Shouldn't we make enable_tdx dependent on enable_virt_at_load?
Otherwise, if
someone sets enable_tdx=1 and enable_virt_at_load=0, they will get
hardware
virtualization enabled at load time while enable_virt_at_load still
shows 0.
This behavior is a bit confusing to me.
Forgot to reply this ...
I think a check against enable_virt_at_load in kvm_can_support_tdx()
will work.
The call of kvm_enable_virtualization() here effectively moves
kvm_init_virtualization() out of kvm_init() when enable_tdx=1. I
wonder if it
makes more sense to refactor out kvm_init_virtualization() for non-TDX
cases
as well, i.e.,
vmx_init();
kvm_init_virtualization();
tdx_init();
kvm_init();
I'm not sure if this was ever discussed. To me, this approach is
better because
TDX code needn't handle virtualization enabling stuff. It can simply
check that
enable_virt_at_load=1, assume virtualization is enabled and needn't
disable
virtualization on errors.
I think this was briefly discussed here:
https://lore.kernel.org/all/ZrrFgBmoywk7eZYC@xxxxxxxxxx/
The disadvantage of splitting out kvm_init_virtualization() is all other
ARCHs (all non-TDX cases actually) will need to explicitly call
kvm_init_virtualization() separately.
A bonus is that on non-TDX-capable systems, hardware virtualization
won't be
toggled twice at KVM load time for no good reason.

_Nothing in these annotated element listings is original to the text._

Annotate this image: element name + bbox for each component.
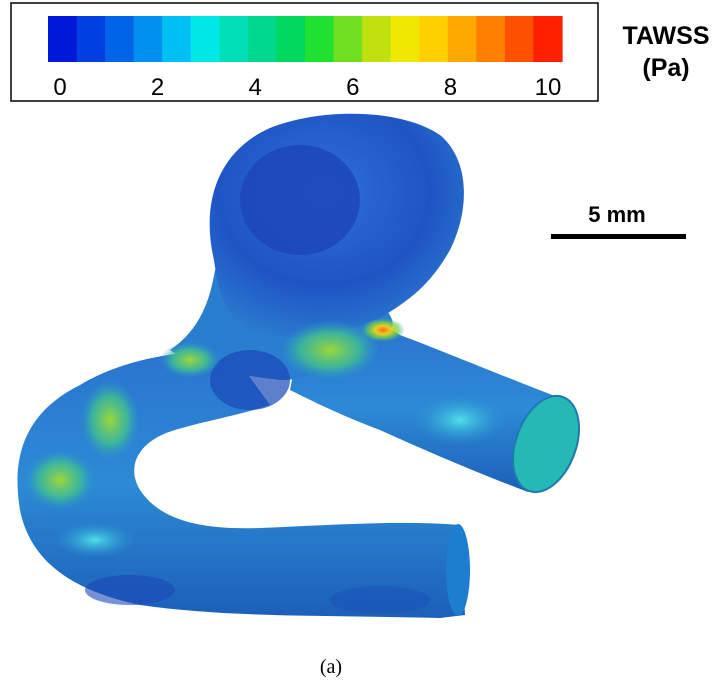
colorbar-swatches bbox=[48, 16, 563, 62]
colorbar-swatch bbox=[533, 16, 563, 62]
inlet-face bbox=[446, 524, 470, 616]
colorbar-swatch bbox=[76, 16, 106, 62]
colorbar-swatch bbox=[276, 16, 306, 62]
cyan-wss-region bbox=[415, 395, 505, 445]
colorbar-swatch bbox=[504, 16, 535, 62]
colorbar: 0 2 4 6 8 10 bbox=[10, 2, 599, 102]
colorbar-tick-label: 6 bbox=[346, 74, 359, 101]
colorbar-swatch bbox=[247, 16, 278, 62]
colorbar-tick-label: 8 bbox=[444, 74, 457, 101]
colorbar-tick-label: 2 bbox=[151, 74, 164, 101]
scale-bar: 5 mm bbox=[551, 202, 686, 239]
colorbar-swatch bbox=[447, 16, 477, 62]
colorbar-swatch bbox=[162, 16, 192, 62]
colorbar-swatch bbox=[190, 16, 220, 62]
colorbar-title: TAWSS bbox=[622, 22, 709, 50]
right-outlet-face bbox=[512, 394, 580, 494]
colorbar-swatch bbox=[362, 16, 392, 62]
colorbar-swatch bbox=[133, 16, 163, 62]
colorbar-swatch bbox=[419, 16, 449, 62]
moderate-wss-region bbox=[280, 320, 380, 380]
low-wss-region bbox=[330, 586, 430, 614]
colorbar-unit: (Pa) bbox=[642, 54, 689, 82]
moderate-wss-region bbox=[80, 380, 140, 460]
colorbar-swatch bbox=[48, 16, 78, 62]
colorbar-tick-label: 0 bbox=[53, 74, 66, 101]
cyan-wss-region bbox=[55, 522, 135, 558]
colorbar-swatch bbox=[305, 16, 335, 62]
scale-bar-label: 5 mm bbox=[588, 202, 645, 227]
colorbar-swatch bbox=[333, 16, 363, 62]
colorbar-swatch bbox=[390, 16, 420, 62]
moderate-wss-region bbox=[25, 450, 95, 510]
colorbar-swatch bbox=[476, 16, 506, 62]
low-wss-region bbox=[210, 350, 290, 410]
peak-wss-spot bbox=[361, 318, 405, 342]
low-wss-region bbox=[85, 575, 175, 605]
colorbar-tick-label: 10 bbox=[535, 74, 562, 101]
scale-bar-line bbox=[551, 234, 686, 239]
moderate-wss-region bbox=[160, 342, 220, 378]
colorbar-tick-label: 4 bbox=[249, 74, 262, 101]
colorbar-swatch bbox=[105, 16, 135, 62]
figure-caption: (a) bbox=[320, 656, 342, 678]
colorbar-swatch bbox=[219, 16, 249, 62]
colorbar-ticks: 0 2 4 6 8 10 bbox=[53, 74, 561, 101]
aneurysm-vessel-model bbox=[17, 113, 580, 618]
low-wss-region bbox=[240, 145, 360, 255]
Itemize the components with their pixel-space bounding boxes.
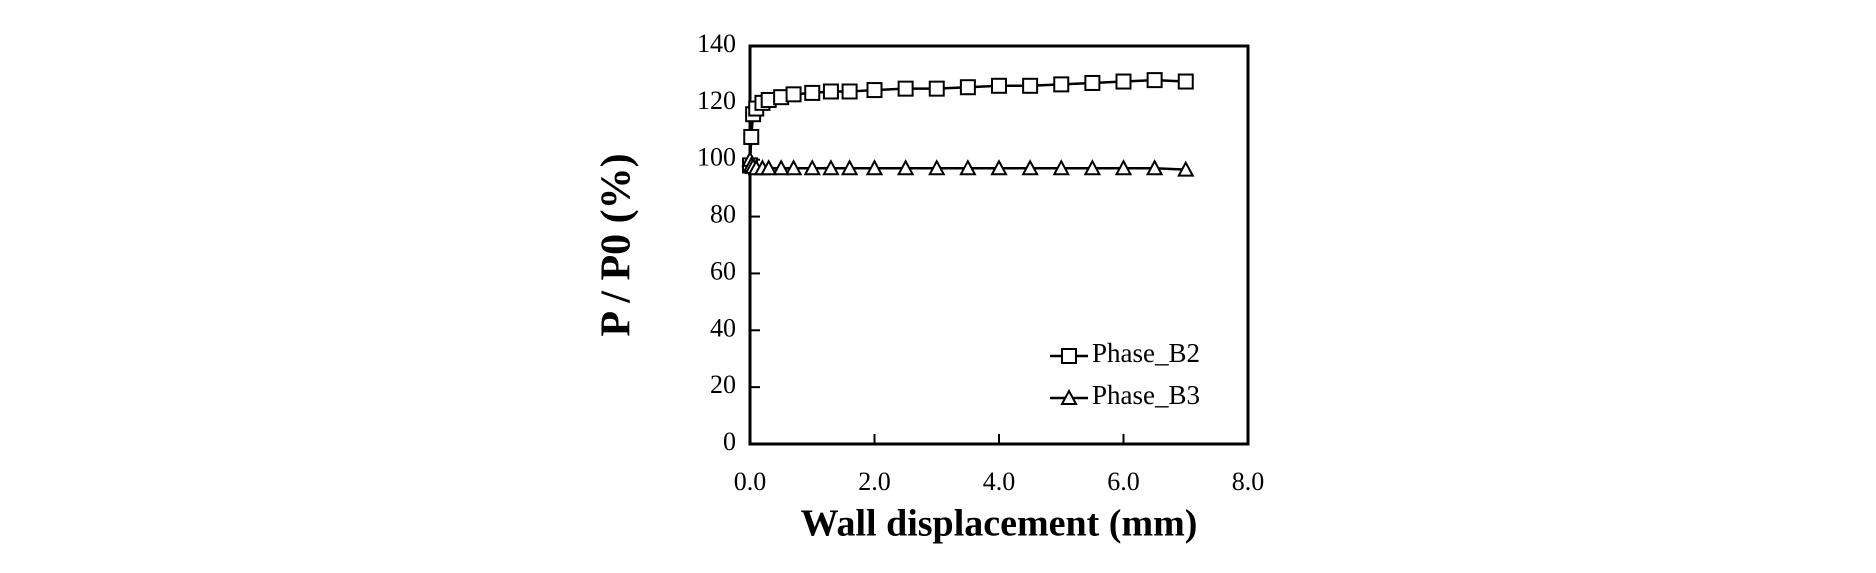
marker <box>841 83 858 100</box>
marker <box>928 159 946 176</box>
y-tick-label: 120 <box>697 86 736 115</box>
x-axis-title: Wall displacement (mm) <box>801 503 1198 545</box>
marker <box>1021 159 1039 176</box>
marker <box>866 82 883 99</box>
y-tick-label: 80 <box>710 200 736 229</box>
marker <box>1084 74 1101 91</box>
marker <box>1053 76 1070 93</box>
legend-label: Phase_B3 <box>1092 380 1200 410</box>
marker <box>1114 159 1133 176</box>
marker <box>1146 72 1163 89</box>
y-tick-label: 100 <box>697 143 736 172</box>
x-tick-label: 8.0 <box>1232 467 1265 496</box>
plot-frame <box>748 44 1250 446</box>
marker <box>1083 159 1102 176</box>
marker <box>865 159 884 176</box>
y-tick-label: 60 <box>710 256 736 285</box>
marker <box>822 83 839 100</box>
marker <box>1177 160 1195 177</box>
x-tick-label: 4.0 <box>983 467 1016 496</box>
marker <box>840 159 859 176</box>
marker <box>1145 159 1164 176</box>
marker <box>959 159 977 176</box>
marker <box>803 159 821 176</box>
marker <box>785 86 802 103</box>
marker <box>928 80 945 97</box>
y-tick-label: 140 <box>697 29 736 58</box>
marker <box>772 159 790 176</box>
marker <box>896 159 915 176</box>
marker <box>804 84 821 101</box>
marker <box>784 159 803 176</box>
y-tick-label: 20 <box>710 370 736 399</box>
legend-marker <box>1060 388 1078 405</box>
x-tick-label: 6.0 <box>1107 467 1140 496</box>
y-tick-label: 0 <box>723 427 736 456</box>
y-axis-title: P / P0 (%) <box>594 153 640 336</box>
marker <box>743 128 760 145</box>
marker <box>897 80 914 97</box>
y-tick-label: 40 <box>710 313 736 342</box>
marker <box>959 79 976 96</box>
legend-label: Phase_B2 <box>1092 338 1200 368</box>
legend-marker <box>1061 348 1077 364</box>
marker <box>990 159 1008 176</box>
marker <box>760 159 778 176</box>
marker <box>822 159 840 176</box>
marker <box>1177 73 1194 90</box>
marker <box>1115 73 1132 90</box>
marker <box>1052 159 1070 176</box>
marker <box>991 77 1007 94</box>
x-tick-label: 0.0 <box>734 467 767 496</box>
x-tick-label: 2.0 <box>858 467 891 496</box>
marker <box>1022 77 1039 94</box>
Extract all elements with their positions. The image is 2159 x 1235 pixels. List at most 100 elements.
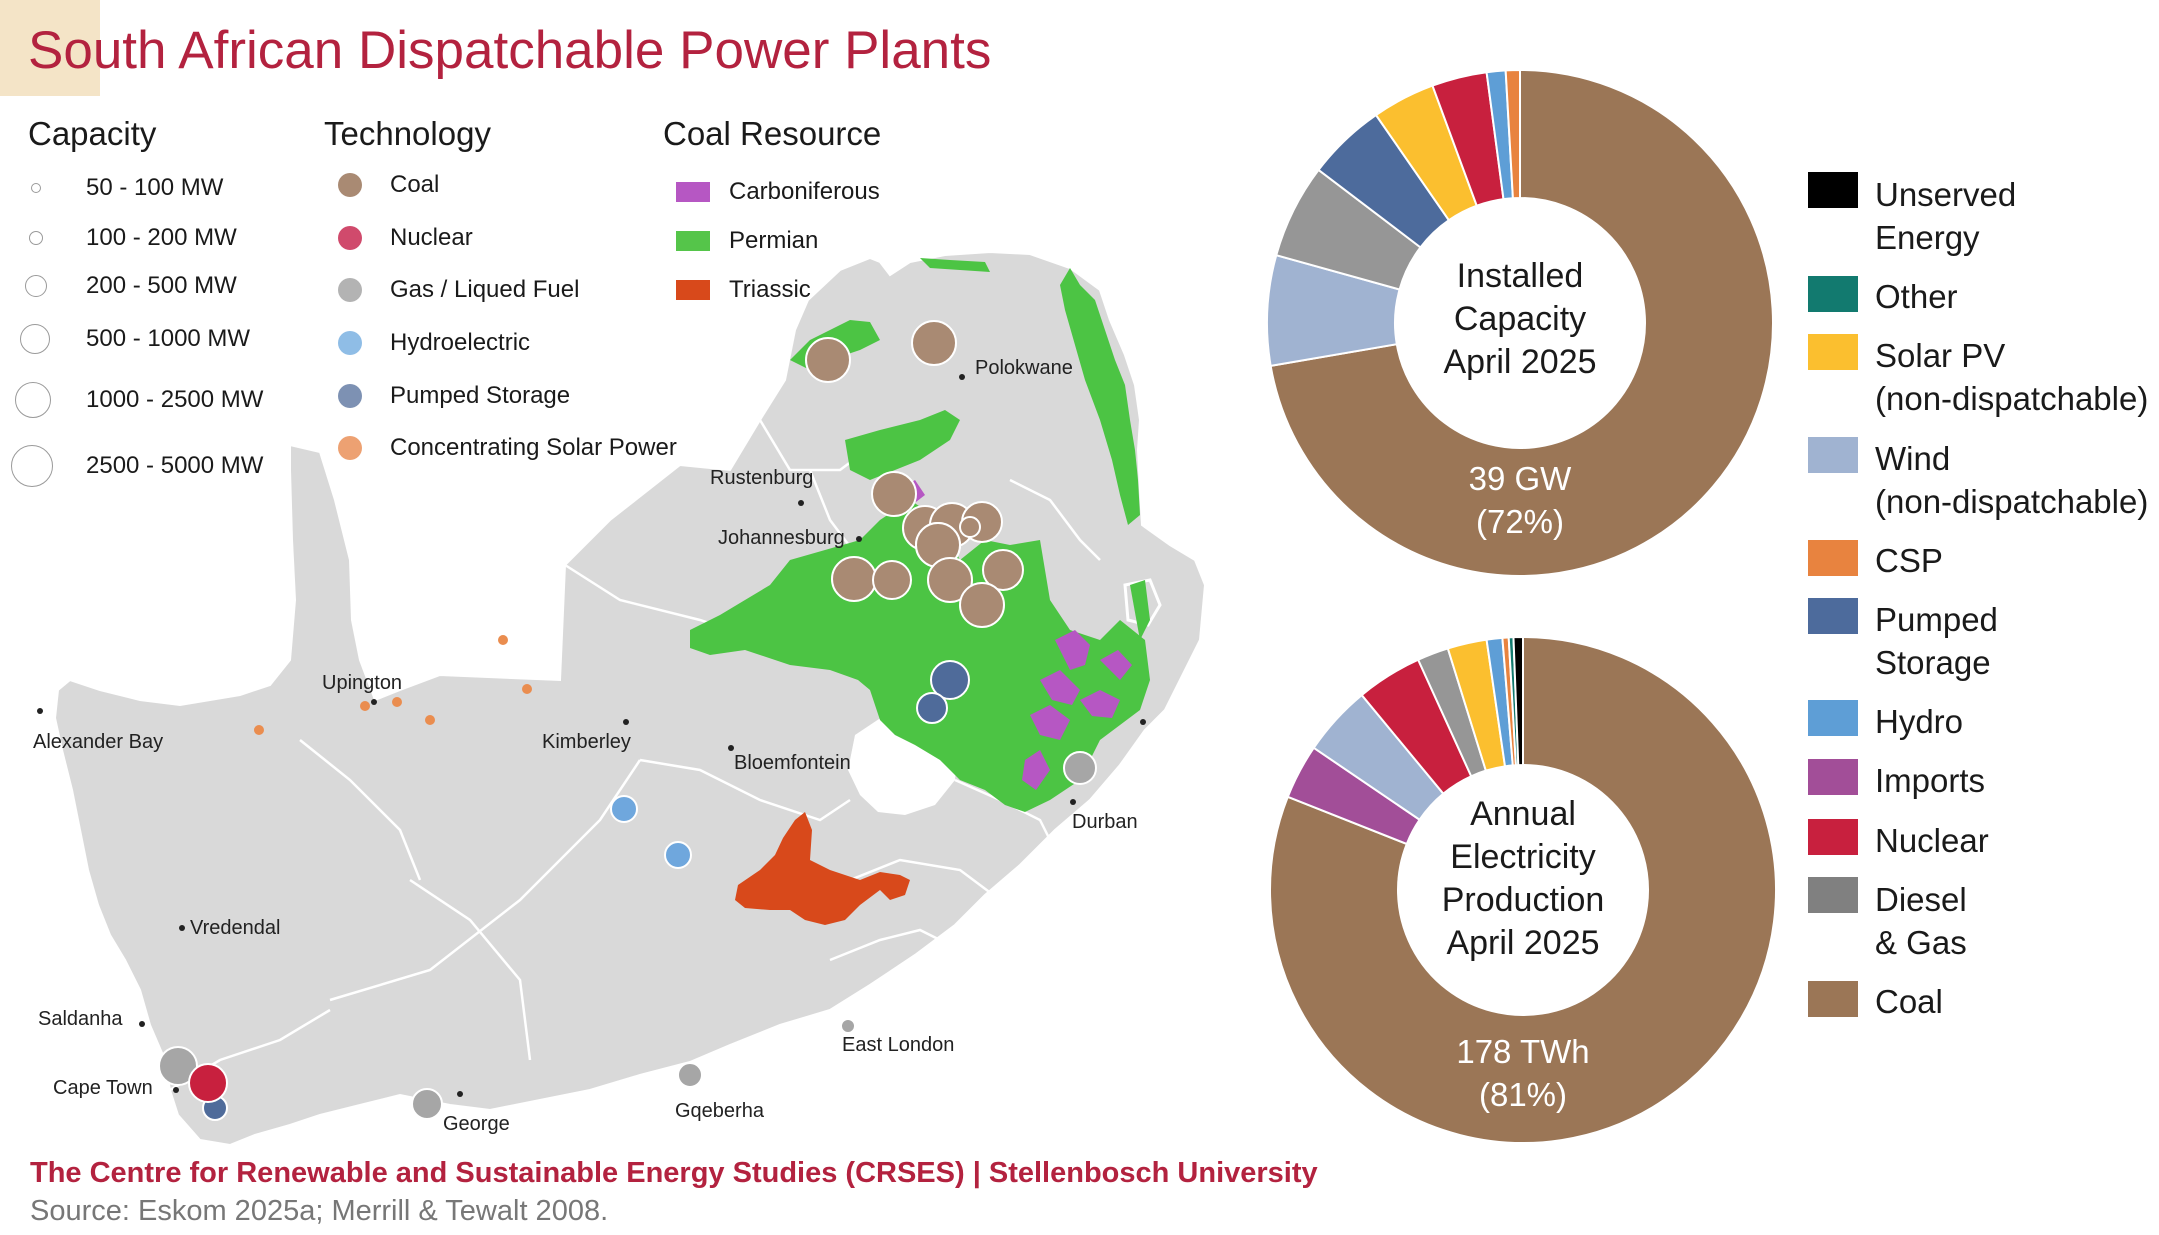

I am fine with either way.
Sean, do you have any comments?
... and yes I think we should make TDX depend on 'enable_virt_at_load'.
And by doing this, I think we can still do kvm_init_virtualization()
inside kvm_init():
'enable_virt_at_load' still reflects its behaviour -- TDX just enables
virt earlier than other cases, but it is still "enable virt at load".
It's perhaps not perfect, but it saves unneeded separate call of
kvm_init_virtualization() for other ARCHs.